As I walked, I kept working on the futures, and with each attempt I learned more about how the fateweaver functioned. It wasn’t choosing among options, exactly—more of a decree. I could decide on a future, and make it come to pass. It had limits though, which I didn’t fully understand but which I was pretty sure involved probability. The more unlikely the event I chose, the more effort the fateweaver had to expend. If I tried to force a future that was sufficiently improbable, or which was possible but not in the way I decreed, it would fail.
Except that my own magic let me know exactly how probable every possible future was. The two types dovetailed perfectly. Divination showed the possibilities; fate let me choose among them.

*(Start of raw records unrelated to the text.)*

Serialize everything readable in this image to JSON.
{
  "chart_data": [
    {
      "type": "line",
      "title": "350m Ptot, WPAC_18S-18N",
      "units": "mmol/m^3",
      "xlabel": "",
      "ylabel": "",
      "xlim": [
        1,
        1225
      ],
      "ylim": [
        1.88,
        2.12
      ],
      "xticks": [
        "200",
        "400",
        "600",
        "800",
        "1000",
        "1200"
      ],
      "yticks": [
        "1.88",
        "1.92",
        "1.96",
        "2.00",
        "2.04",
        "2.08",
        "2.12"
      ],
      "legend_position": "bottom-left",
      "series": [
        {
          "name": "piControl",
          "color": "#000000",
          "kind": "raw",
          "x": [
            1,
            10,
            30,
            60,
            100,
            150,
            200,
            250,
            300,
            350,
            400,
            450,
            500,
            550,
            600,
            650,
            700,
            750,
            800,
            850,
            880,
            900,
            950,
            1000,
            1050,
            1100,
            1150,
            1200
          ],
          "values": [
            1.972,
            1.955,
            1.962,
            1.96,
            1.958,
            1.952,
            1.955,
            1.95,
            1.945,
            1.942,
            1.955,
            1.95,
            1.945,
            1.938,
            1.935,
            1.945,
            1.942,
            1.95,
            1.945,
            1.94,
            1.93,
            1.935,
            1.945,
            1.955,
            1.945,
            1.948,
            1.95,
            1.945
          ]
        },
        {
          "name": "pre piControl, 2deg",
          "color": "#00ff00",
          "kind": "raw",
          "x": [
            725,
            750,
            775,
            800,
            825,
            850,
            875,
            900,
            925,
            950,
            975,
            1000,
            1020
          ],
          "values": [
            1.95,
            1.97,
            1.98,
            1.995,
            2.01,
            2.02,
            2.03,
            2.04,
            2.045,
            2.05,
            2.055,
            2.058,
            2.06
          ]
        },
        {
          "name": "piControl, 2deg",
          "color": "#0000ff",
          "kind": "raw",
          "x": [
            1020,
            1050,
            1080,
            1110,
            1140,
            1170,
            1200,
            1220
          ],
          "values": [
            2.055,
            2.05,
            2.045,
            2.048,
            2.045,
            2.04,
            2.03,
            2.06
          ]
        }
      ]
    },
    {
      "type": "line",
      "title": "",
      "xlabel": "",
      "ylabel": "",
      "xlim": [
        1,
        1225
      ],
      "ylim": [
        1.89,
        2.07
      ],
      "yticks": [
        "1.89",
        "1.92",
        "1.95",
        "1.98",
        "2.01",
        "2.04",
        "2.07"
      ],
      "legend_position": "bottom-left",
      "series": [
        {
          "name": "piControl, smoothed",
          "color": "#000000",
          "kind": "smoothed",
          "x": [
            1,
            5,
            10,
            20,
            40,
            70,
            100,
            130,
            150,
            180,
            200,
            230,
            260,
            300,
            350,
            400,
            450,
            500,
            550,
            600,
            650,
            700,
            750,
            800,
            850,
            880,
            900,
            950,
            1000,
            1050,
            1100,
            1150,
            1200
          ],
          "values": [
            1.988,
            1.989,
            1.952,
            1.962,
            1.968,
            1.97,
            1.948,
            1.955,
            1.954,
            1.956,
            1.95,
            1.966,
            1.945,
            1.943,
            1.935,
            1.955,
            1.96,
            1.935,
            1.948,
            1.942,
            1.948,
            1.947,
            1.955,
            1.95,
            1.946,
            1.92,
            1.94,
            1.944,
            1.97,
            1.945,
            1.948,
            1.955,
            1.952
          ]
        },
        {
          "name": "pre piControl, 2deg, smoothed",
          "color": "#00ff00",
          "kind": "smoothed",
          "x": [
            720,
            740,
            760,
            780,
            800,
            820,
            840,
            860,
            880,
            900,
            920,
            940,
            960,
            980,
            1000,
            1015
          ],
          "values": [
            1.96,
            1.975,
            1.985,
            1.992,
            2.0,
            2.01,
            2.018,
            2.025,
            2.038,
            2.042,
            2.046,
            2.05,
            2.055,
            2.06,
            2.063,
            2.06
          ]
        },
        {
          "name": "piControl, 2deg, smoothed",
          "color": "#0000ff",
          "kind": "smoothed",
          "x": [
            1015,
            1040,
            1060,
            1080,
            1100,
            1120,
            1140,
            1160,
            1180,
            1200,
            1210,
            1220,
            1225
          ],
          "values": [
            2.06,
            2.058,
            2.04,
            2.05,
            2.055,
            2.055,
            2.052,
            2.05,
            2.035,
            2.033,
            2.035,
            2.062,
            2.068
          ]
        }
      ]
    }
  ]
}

Right now, the possibilities in which the bubble realm collapsed were multiplying. It was becoming harder to hold to the future in which the bubble stayed together. I probably didn’t have more than a few minutes.
The corridor opened into a small, featureless room. I held up the red cube. “Abithriax is dead,” I told it. “Ready for something new?”
The cube seemed to consider, then glowed. A section of the wall shimmered and became a gateway. The last time I’d used it, it had led into a grassy meadow deep in the countryside. This time, the gate was masked by an opaque black screen.